Du reste, la Guyenne est bien gouvernée de père en fils par les
princes de Béarn. Enfin, si le roi venait à décéder sans
enfants, « il seroit plus raisonnable que ceste ville demeurast
en ceste maison que de tomber ès mains du roy de Navarre ».
Les agents du duc d'Epernon, Saubole et Montcassin, confiants
dans la grande forteresse et assiette de Metz, méprisent
l'autorité du roi et celle du duc de Lorraine (76). Ils
secourent journellement ceux de Jametz et Sedan, donnent asile à
tous les réfugiés huguenots, et il y a grande apparence que Metz
ne dégénère en une Genève.
Ces propositions, rebutées d'abord, revinrent, dix mois ou un an
plus tard, accordées et amplifiées. Mais, quelques mois
auparavant, le président Jeannin avait dit au duc : Les princes
de l'Union veulent vous donner Metz, Toul et Verdun ; à Philippe
II ils promettent Cambray ; en attendant que leur intention
puisse s'accomplir à l'endroit de la dernière place, les trois
premières seront occupées par une garnison lorraine à la solde
de l'Espagne. De La Routte et de Maillane, gouverneurs de Marsal
et de Toul, donnèrent volontiers les mains à ce projet (77) ;
même succès à Verdun : l'évêque Nicolas Boucher chassa la
garnison française qu'il remplaça aussitôt par les compagnies de
Saint-Paul, puis par celles du baron d'Haussonville. Comme à
Toul, un traité en forme détermina le droit et les devoirs de
chacun (78) : « L'évêque, le chapitre, les habitants, sénat et
cité se voyant enveloppés de toute espèce d'affliction et de
troubles lamentables causés par les hérétiques, implorent la
protection du duc de Lorraine ; ils s'engagent à ne pas suivre
le parti contraire, à laisser au prince le gouvernement de la
ville, les clés et la puissance sur les murailles. Le duc
soutiendra à ses frais la garnison nécessaire, toute réserve
faite en faveur des libertés de la ville, des droits de l'Empire
et de la France. »
Aussitôt, Charles III visite lui-même sa nouvelle conquête et,
afin de prévenir toute fausse interprétation de la part du
gouvernement français, il s'empresse d'expliquer sa conduite
(79). - Depuis plus de trois cents ans, les traités et les
concordats, les serments et les redevances des villes occupées
lui imposent tous les devoirs de protecteur. Voyant les
bourgeois gagnés petit à petit par les hérétiques du voisinage,
craignant quelque malheur, à la prière des magistrats, il s'est
acheminé pour fléchir le coeur des mal affectionnés et confirmer
les bons. Les nouveaux traités ne renferment aucune légèreté et
ne contreviennent à aucun droit. Lesdites villes seront toujours
dédiées au service de la France, avec le surplus des moyens de
Son Altesse, qui ne respire que pour le bien, grandeur et
avancement des affaires de notre religion et de la France. »
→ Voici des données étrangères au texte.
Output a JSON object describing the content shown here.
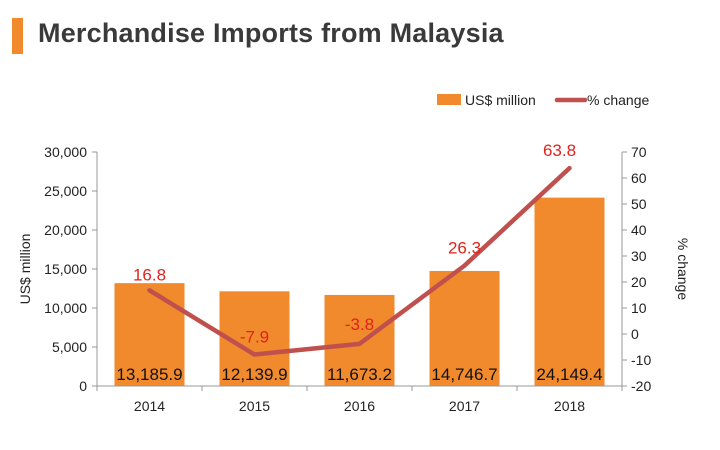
{
  "title": "Merchandise Imports from Malaysia",
  "colors": {
    "accent": "#f08a2c",
    "bar": "#f08a2c",
    "line": "#c0504d",
    "pct_label": "#e0231c",
    "axis": "#999999"
  },
  "chart_data": {
    "type": "bar",
    "categories": [
      "2014",
      "2015",
      "2016",
      "2017",
      "2018"
    ],
    "series": [
      {
        "name": "US$ million",
        "type": "bar",
        "axis": "left",
        "values": [
          13185.9,
          12139.9,
          11673.2,
          14746.7,
          24149.4
        ],
        "labels": [
          "13,185.9",
          "12,139.9",
          "11,673.2",
          "14,746.7",
          "24,149.4"
        ]
      },
      {
        "name": "% change",
        "type": "line",
        "axis": "right",
        "values": [
          16.8,
          -7.9,
          -3.8,
          26.3,
          63.8
        ],
        "labels": [
          "16.8",
          "-7.9",
          "-3.8",
          "26.3",
          "63.8"
        ]
      }
    ],
    "ylabel": "US$ million",
    "ylabel_right": "% change",
    "ylim": [
      0,
      30000
    ],
    "ylim_right": [
      -20,
      70
    ],
    "yticks": [
      "0",
      "5,000",
      "10,000",
      "15,000",
      "20,000",
      "25,000",
      "30,000"
    ],
    "yticks_right": [
      "-20",
      "-10",
      "0",
      "10",
      "20",
      "30",
      "40",
      "50",
      "60",
      "70"
    ],
    "grid": false,
    "legend_position": "top-right"
  }
}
Mayenne ne fit pas attendre ses lettres d'aveu, et Charles III
put confirmer ses lettres de protection, amplifiant les
privilèges accordés à Toul et à Verdun (80).
Metz, cette grande et puissante cité, manquait toujours à
l'appel, malgré les avances faites aux Treize de ville (81) et
au gouverneur (82). Près de ce dernier, le Lorrain affectait un
royalisme ardent. Quelques marchands de Metz ont été arrêtés à
la suite de Vandy ; Roquelaure et Magny avec des Sedanais. Les
uns seront élargis, car il y a méprise; les autres aussi, malgré
la mauvaise compagnie. - « J'ai mis garnison à Toul non pour le
desservice du roi, au contraire, par devoir comme protecteur,
afin de préserver cette ville du sac qui lui était préparé par
le sieur de Saint-Paul (83). »
Mais Saubole déclarant vouloir vivre et mourir au service du roi
repoussa également les très-grandes offres (84) du Balafré et de
Charles III. Bientôt, des renforts venus d'Allemagne et de
France, lui permirent de réprimer les menées des ligueurs
messins (85), d'augmenter la garnison des petites places sur la
Seille et la Moselle, de commencer la guerre afin de retenir
toutes les forces ducales en Lorraine. Alors, pendant plus d'une
année (86), Français et Lorrains, les deux Sauboles, des Réaux,
Loppes, le colonel Frantz, d'Ancerville (87), d'Esne, de
Maillane, de Tremblecourt, se signalent par mille courses,
pillages, incendies, meurtres et confiscations, par des prises
et reprises de châteaux forts (88).
La lutte la plus sérieuse s'engage autour de Marsal : Fouquet de
La Routte (89), lieutenant de Saubole, s'étant déclaré lorrain,
les Messins l'attaquent, le tuent et reprennent sa place (90).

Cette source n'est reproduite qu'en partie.